Circulation(s) Festival Returns to Paris for 16th Edition
The Circulation(s) photo festival, a celebration of young European photography, has made its return to Paris for its 16th edition. This year's event, taking place at the Centquatre-Paris from 21 March to 17 May 2026, presents works by 26 emerging photographers from across Europe. The festival aims to capture the pulse of contemporary European photography, highlighting its intuitions, challenges, and commitments through diverse artistic projects.
Exploring Identity and Conflict Through Lens
Among the featured works, Clodagh O’Leary's series Who Fears to Speak delves into the experiences of children and young people in Republican strongholds of Bogside and Creggan in County Derry. These areas were heavily impacted by the Troubles, with violence from both the British army and local paramilitary groups. Although the conflict largely ended with the Good Friday Agreement in 1998, residual violence persists, influencing the youngest community members and often serving as a recruitment gateway for paramilitary groups.
Davide Degano's Do-li-na explores the intersections of image, memory, and identity in Friuli-Venezia Giulia, a region where Italian, Slovenian, Friulian, and German cultures converge. Inspired by his grandmother's concealed Slovenian heritage due to fascist Italianisation policies, Degano questions how archives and images shape what is remembered or erased in cultural narratives.
Queer Expression and Personal Narratives
Dónal Talbot's Becoming examines how subjective experience and identity influence our perception of the world. Drawing on Jack Babuscio's concept of 'gay sensibility,' Talbot portrays queerness as a unique way of seeing and living, marked by social oppression but embracing authenticity beyond societal norms. The project invites viewers to consider identity as a fluid, constantly evolving process.
Ellen Blair's Homemade Undercuts is a tender series that celebrates hair-cutting as an act of solidarity, care, and queer expression within LGBTQIA+ communities. Blair highlights how hairstyles have long been used as tools for assertion, distraction, and subversion of cultural and gender norms, serving as forms of celebration and resistance.
Global Issues and Cultural Reflections
Ruby Wallis's Bloodroot & Foxglove (Fuil Fréamh agus Lus Mór) results from a residency at Lismore Castle Arts in Ireland, collaborating with asylum seekers. Through night walks, Wallis creates spaces for storytelling and reflection on displacement, using plant names as acts of memory and healing on colonised land.
Rafael Roncato's Tropical Trauma Misery Tour is a speculative documentary that critiques the rise of the far right in Brazil, exposing global misinformation strategies. Using staged images and meta-fictional techniques, Roncato constructs a political farce, blurring lines between reality and fiction in the era of populism.

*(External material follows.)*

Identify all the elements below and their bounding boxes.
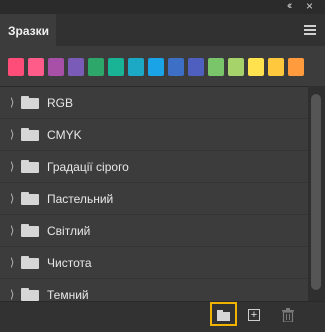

Mythology, Migration, and Environmental Themes
T2i & NouN's Manman Dilo reimagines the Water Mother, a mystical figure from Guyanese folklore, through Afro-futuristic iconography, exploring themes of natural power and water's omnipresence.
Ricardo Tokugawa's work delves into family identity and ancestry as a third-generation Okinawan-Brazilian, using photography to explore evolving traditions and personal questions of home.
Tanguy Muller's Feuillages Rebelles, Pelages Revêches examines human relationships with other life forms through aestheticised subjects like trimmed trees and groomed dogs, reflecting on domestication and control.
Political and Historical Contexts
Olia Koval's Eruption uses forty thousand handmade red-winged beetles to metaphorically represent the Russian occupation of Ukrainian territories, transforming a domestic space into a hostile environment that echoes forced coexistence with conflict.
Mashid Mohadjerin's Riding in Silence & The Crying Dervish is a meditative exploration of family history, migration, and how masculinity is shaped by war, colonialism, and religious ideologies.
Marco Zanella's Mezzogiorno offers an intimate look at southern Italy, capturing landscapes of economic insecurity and unfinished buildings to create a politically conscious visual language.
Focus on Youth and Censored Histories
Marine Billet's Reliées focuses on Generation Z women, documenting their identities through intimate portraits that blend documentary and staged elements to capture inner turmoil and personal growth.
Konstantin Zhukov's Black Carnation Part Three addresses the little-documented history of queer people in Latvia, reclaiming censored narratives from pre-World War II tabloids and Soviet-era erasures.
Sadie Cook & Jo Pawlowska's Everything I Want to Tell You emerges from dialogues on class, illness, immigration, gender, and sexuality, using images as shared spaces to document experiences and project desired worlds.
This festival not only showcases artistic talent but also fosters critical discussions on contemporary European society, making it a must-visit for art enthusiasts and cultural commentators alike.